Holocnemus pluchei immigrated into our area in the 1970s, but now is ubiquitous.
Cheiracanthium mildei needed no introduction: It was already everywhere.
Of the spiders that show up as hedge residents, my two favorites are jumping spiders (family Salticidae). The male
Thiodina hespera took exception to being photographed, but I will have the rest of the summer to get a clearer picture. This was the species that first attracted my attention and launched my interest in spiders, some 37 years ago, so we are old friends. Back then, using my first set of close-up lenses, I took my first spider pictures and sent them off to a scholar studying this genus. In those days, the species had no name, and I heard recently that the specialist considered naming the species after me.

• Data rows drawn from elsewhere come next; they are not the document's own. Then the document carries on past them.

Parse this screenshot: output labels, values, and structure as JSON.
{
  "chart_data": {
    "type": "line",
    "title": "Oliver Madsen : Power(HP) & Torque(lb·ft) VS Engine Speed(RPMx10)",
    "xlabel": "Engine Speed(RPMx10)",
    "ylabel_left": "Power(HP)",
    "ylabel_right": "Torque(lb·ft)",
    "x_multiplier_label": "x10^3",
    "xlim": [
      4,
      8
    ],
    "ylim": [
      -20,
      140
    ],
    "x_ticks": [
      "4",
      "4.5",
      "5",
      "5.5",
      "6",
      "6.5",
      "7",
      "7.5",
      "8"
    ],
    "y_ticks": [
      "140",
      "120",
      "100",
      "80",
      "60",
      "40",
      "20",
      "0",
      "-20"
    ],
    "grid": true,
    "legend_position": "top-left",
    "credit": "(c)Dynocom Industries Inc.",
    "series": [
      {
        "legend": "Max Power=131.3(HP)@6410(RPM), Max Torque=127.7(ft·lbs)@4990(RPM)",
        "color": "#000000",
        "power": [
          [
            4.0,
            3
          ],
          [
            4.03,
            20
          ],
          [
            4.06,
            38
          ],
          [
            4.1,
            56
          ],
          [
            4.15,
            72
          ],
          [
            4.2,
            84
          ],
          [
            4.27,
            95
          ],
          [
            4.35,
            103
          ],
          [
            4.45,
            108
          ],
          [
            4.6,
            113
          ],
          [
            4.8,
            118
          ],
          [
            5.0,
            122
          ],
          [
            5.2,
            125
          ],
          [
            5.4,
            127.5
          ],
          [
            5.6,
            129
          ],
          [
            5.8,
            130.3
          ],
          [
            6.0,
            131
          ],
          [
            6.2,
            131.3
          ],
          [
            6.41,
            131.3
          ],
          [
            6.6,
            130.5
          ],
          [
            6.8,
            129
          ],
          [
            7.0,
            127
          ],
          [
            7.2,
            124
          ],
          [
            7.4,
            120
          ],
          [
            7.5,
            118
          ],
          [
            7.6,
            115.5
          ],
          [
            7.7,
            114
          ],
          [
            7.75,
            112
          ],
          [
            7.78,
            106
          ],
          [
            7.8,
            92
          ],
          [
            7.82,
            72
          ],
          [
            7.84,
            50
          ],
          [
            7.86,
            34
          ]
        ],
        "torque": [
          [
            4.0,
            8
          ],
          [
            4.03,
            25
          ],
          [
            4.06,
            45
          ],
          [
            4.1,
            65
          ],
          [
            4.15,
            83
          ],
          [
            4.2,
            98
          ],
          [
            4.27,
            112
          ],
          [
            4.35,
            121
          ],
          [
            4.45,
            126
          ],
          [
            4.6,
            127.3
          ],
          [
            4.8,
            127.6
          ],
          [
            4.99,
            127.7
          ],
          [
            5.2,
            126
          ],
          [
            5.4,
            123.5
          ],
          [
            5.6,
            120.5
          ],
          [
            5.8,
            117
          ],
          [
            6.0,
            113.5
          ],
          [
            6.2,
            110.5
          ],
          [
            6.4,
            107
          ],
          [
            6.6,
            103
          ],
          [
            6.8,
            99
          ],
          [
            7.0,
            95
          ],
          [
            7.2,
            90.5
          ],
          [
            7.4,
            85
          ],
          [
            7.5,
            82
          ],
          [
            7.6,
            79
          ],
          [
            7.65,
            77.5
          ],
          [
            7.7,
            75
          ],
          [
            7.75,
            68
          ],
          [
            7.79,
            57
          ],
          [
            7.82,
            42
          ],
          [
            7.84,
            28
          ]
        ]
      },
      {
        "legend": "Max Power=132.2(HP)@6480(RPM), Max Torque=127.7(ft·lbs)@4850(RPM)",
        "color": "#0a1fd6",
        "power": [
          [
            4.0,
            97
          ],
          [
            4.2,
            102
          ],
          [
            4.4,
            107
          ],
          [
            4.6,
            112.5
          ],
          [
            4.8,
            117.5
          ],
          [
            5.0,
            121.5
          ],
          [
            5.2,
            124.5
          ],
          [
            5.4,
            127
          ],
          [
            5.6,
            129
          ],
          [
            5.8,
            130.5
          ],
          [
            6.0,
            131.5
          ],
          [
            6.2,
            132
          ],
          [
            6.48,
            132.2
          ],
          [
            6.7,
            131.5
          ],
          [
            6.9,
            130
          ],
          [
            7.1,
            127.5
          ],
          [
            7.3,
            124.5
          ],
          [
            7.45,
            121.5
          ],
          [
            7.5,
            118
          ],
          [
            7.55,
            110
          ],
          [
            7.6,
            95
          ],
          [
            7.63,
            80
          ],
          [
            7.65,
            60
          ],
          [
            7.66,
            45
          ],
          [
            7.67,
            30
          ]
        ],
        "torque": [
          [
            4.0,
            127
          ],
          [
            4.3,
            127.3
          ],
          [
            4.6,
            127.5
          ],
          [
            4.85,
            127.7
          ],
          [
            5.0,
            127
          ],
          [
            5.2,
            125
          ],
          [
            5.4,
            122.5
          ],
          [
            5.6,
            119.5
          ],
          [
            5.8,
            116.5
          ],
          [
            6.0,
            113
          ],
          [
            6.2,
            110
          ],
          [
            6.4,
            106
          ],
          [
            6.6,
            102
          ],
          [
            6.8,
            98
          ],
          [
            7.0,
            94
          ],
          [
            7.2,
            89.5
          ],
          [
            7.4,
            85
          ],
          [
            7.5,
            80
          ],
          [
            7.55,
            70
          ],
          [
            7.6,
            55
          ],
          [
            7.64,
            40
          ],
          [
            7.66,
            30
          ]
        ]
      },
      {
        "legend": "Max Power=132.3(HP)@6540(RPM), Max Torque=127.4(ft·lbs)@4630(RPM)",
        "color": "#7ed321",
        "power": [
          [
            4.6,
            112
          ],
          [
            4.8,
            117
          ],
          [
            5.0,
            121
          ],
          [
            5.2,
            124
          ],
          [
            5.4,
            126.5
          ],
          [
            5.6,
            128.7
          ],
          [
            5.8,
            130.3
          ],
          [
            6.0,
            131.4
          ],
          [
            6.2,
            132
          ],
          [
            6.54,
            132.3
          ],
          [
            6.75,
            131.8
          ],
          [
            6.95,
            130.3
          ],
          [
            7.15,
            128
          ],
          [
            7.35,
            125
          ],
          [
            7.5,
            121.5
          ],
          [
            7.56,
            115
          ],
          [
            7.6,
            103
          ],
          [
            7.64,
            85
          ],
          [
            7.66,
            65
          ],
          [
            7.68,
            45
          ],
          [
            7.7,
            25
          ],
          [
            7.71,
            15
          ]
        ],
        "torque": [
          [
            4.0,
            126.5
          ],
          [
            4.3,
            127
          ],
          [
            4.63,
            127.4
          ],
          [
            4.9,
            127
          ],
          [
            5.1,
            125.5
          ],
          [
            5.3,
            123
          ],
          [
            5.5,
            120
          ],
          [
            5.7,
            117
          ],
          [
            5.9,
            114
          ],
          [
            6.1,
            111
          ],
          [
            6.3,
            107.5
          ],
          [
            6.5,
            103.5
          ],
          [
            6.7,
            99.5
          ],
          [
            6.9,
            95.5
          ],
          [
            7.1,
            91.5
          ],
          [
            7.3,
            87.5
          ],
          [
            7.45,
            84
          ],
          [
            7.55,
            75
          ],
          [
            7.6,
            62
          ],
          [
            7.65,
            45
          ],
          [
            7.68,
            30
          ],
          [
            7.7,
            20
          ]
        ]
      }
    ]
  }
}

I don't think my little investigations would have justified that, but it helps explain why I consider this
Thiodina almost a member of the family.
The second jumping spider was a female
Sassacus vitis. She appeared just after a microscope I had ordered arrived in the mail. She thereby won the right to be my first subject under the new apparatus. On a leaf, her iridescent scales would catch the sun and cast a glint of golden bronze. She is loose again on my hedge, and I will try again to catch a picture of that glint.
The summer and my hedge are still young. I will be traveling some, and trying to write for a portion of each day. But my microscope is brand new, my arthropodarium is just beginning, and school doesn't start for another eight weeks. Life is sweet.